Prof. Greven was selected for the Gumbel lecture 2020 of the German Statistical Society (DStatG)



Sonja Greven was selected for the Gumbel lecture 2020 of the German Statistical Society (Deutsche Statistische Gesellschaft). Due to Corona it will be held only in 2021.

 

The Gumbel lecture, which was held for the first time at the 2006 Statistical Week, bears the name of the German statistician Emil Julius Gumbel.

As a population statistician and founder of extreme value statistics, Gumbel is one of the most important representatives of his field. Born in Munich in 1891, he studied mathematics and economics. After graduating as an actuary, he worked as an assistant to Georg von Mayr, the founder of the “General Statistical Archive” and first chairman of the German Statistical Society. Gumbel received his doctorate from Mayr in 1914 with his thesis "The calculation of population by interpolation". During the First World War, Gumbel became an active pacifist. He continued his studies in Berlin and came into contact with Albert Einstein and Ladislaus von Bortkiewicz. Influenced by the latter, he turned to the probability-theoretical modeling of statistics, especially the creation of mortality tables. In 1923 he was habilitated in Heidelberg for "Mathematical Statistics". With the advent of the Third Reich, he had to leave Germany due to his Jewish descent and pacifist activities. First he managed to gain a foothold in France and worked for Emile Borel and Maurice Fréchet. In 1940 he had to emigrate to the USA, where he finally received a chair at Columbia University in 1953. Emil Julius Gumbel died in New York in 1966.

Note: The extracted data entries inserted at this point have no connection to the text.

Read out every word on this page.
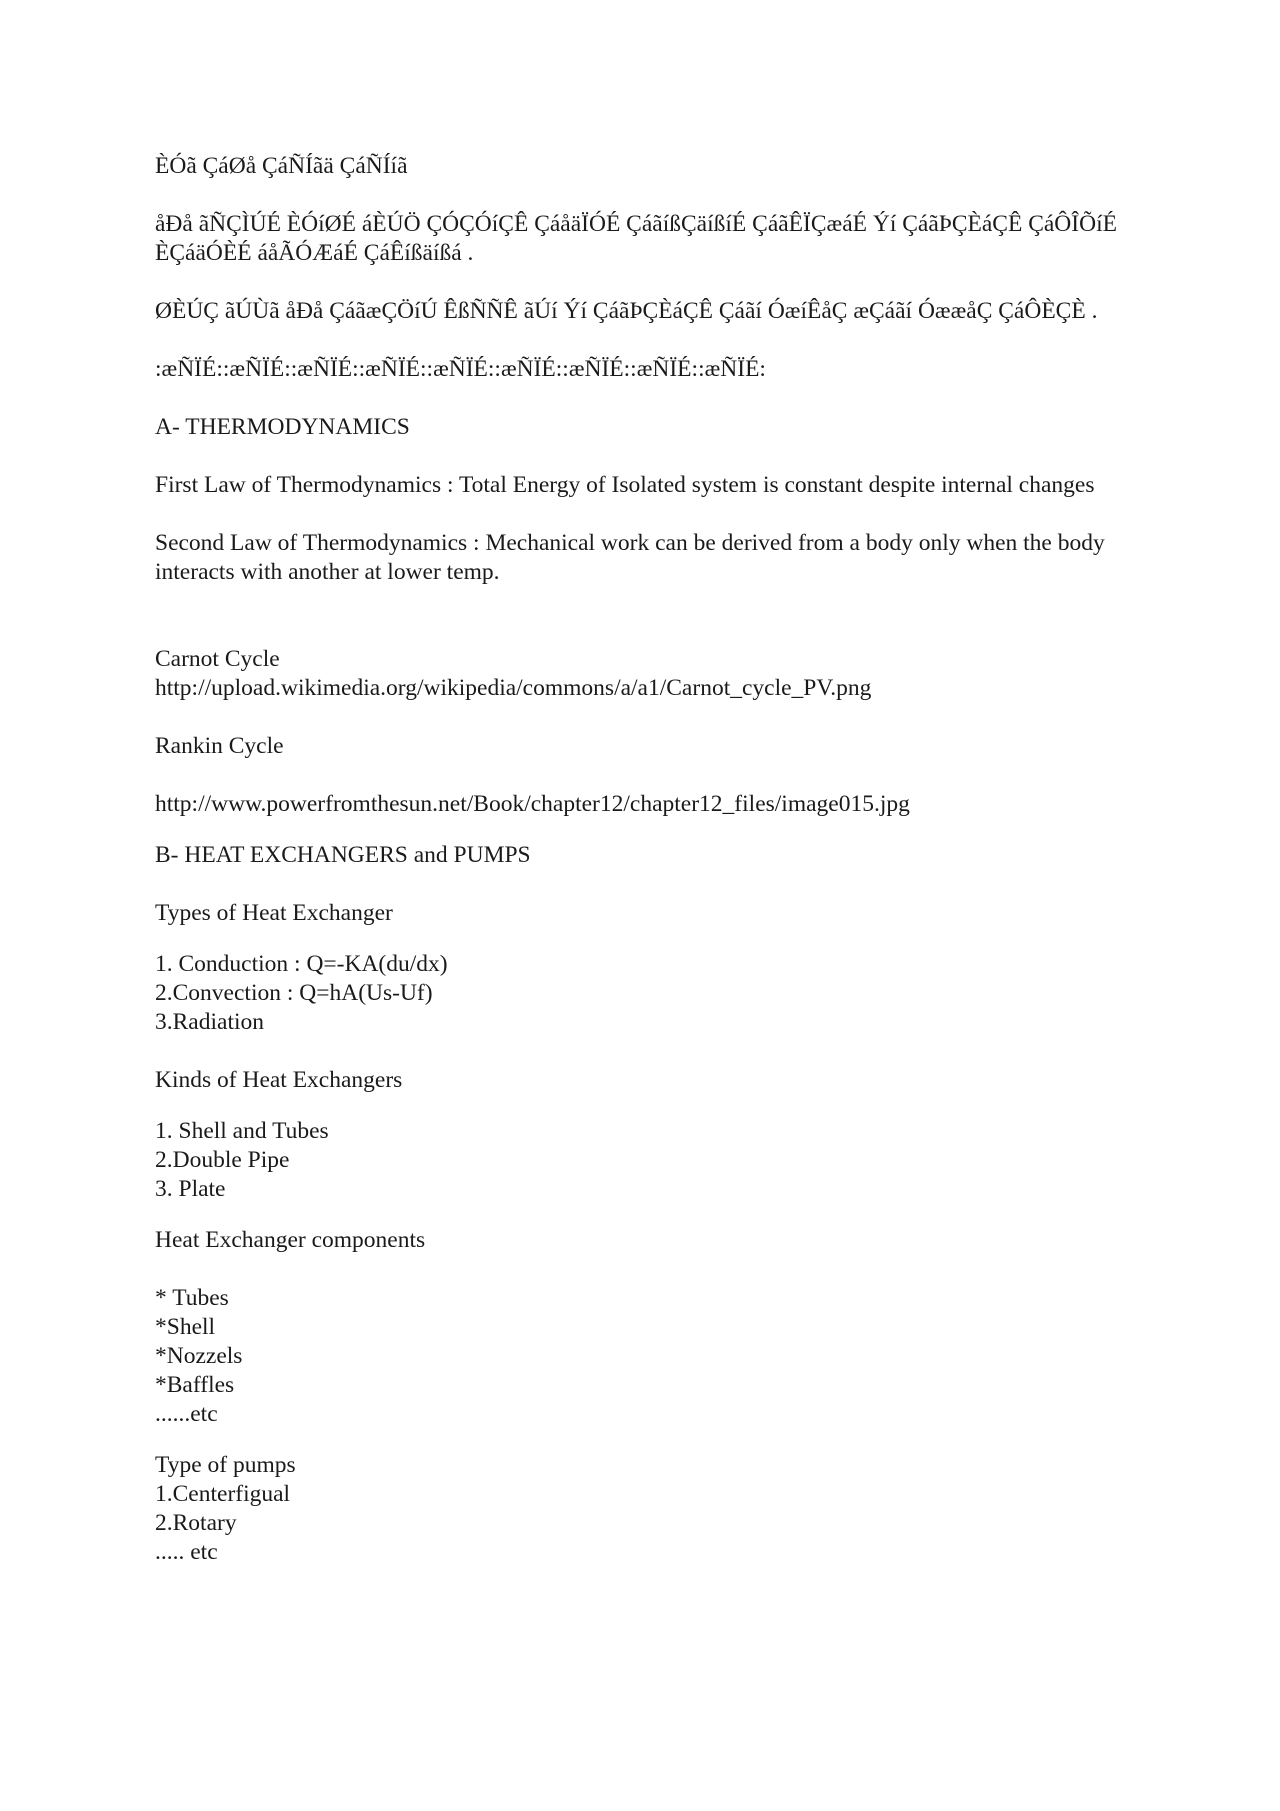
ÈÓã ÇáØå ÇáÑÍãä ÇáÑÍíã

åÐå ãÑÇÌÚÉ ÈÓíØÉ áÈÚÖ ÇÓÇÓíÇÊ ÇáåäÏÓÉ ÇáãíßÇäíßíÉ ÇáãÊÏÇæáÉ Ýí ÇáãÞÇÈáÇÊ ÇáÔÎÕíÉ ÈÇáäÓÈÉ áåÃÓÆáÉ ÇáÊíßäíßá .

ØÈÚÇ ãÚÙã åÐå ÇáãæÇÖíÚ ÊßÑÑÊ ãÚí Ýí ÇáãÞÇÈáÇÊ Çáãí ÓæíÊåÇ æÇáãí ÓææåÇ ÇáÔÈÇÈ .

:æÑÏÉ::æÑÏÉ::æÑÏÉ::æÑÏÉ::æÑÏÉ::æÑÏÉ::æÑÏÉ::æÑÏÉ::æÑÏÉ:

A- THERMODYNAMICS

First Law of Thermodynamics : Total Energy of Isolated system is constant despite internal changes

Second Law of Thermodynamics : Mechanical work can be derived from a body only when the body interacts with another at lower temp.

Carnot Cycle
http://upload.wikimedia.org/wikipedia/commons/a/a1/Carnot_cycle_PV.png

Rankin Cycle

http://www.powerfromthesun.net/Book/chapter12/chapter12_files/image015.jpg

B- HEAT EXCHANGERS and PUMPS

Types of Heat Exchanger

1. Conduction : Q=-KA(du/dx)
2.Convection : Q=hA(Us-Uf)
3.Radiation

Kinds of Heat Exchangers

1. Shell and Tubes
2.Double Pipe
3. Plate

Heat Exchanger components

* Tubes
*Shell
*Nozzels
*Baffles
......etc

Type of pumps
1.Centerfigual
2.Rotary
..... etc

In the 1930s, Gumbel developed the basics of extreme value statistics. Based on the actuarial problem of mortality tables and lifetime distributions, he examined the maximum of independent random variables and derived their border distributions. The most important writings of this time are "The Random Law of Dying" from 1932 and the monograph "La durée extrême de la vie humaine" from 1937. He applied his theoretical knowledge not only in actuarial mathematics but also in climate research - specifically in the prediction of Floods and other climatic extremes. He published his main work in 1958 in the monograph “Statistics of Extremes”.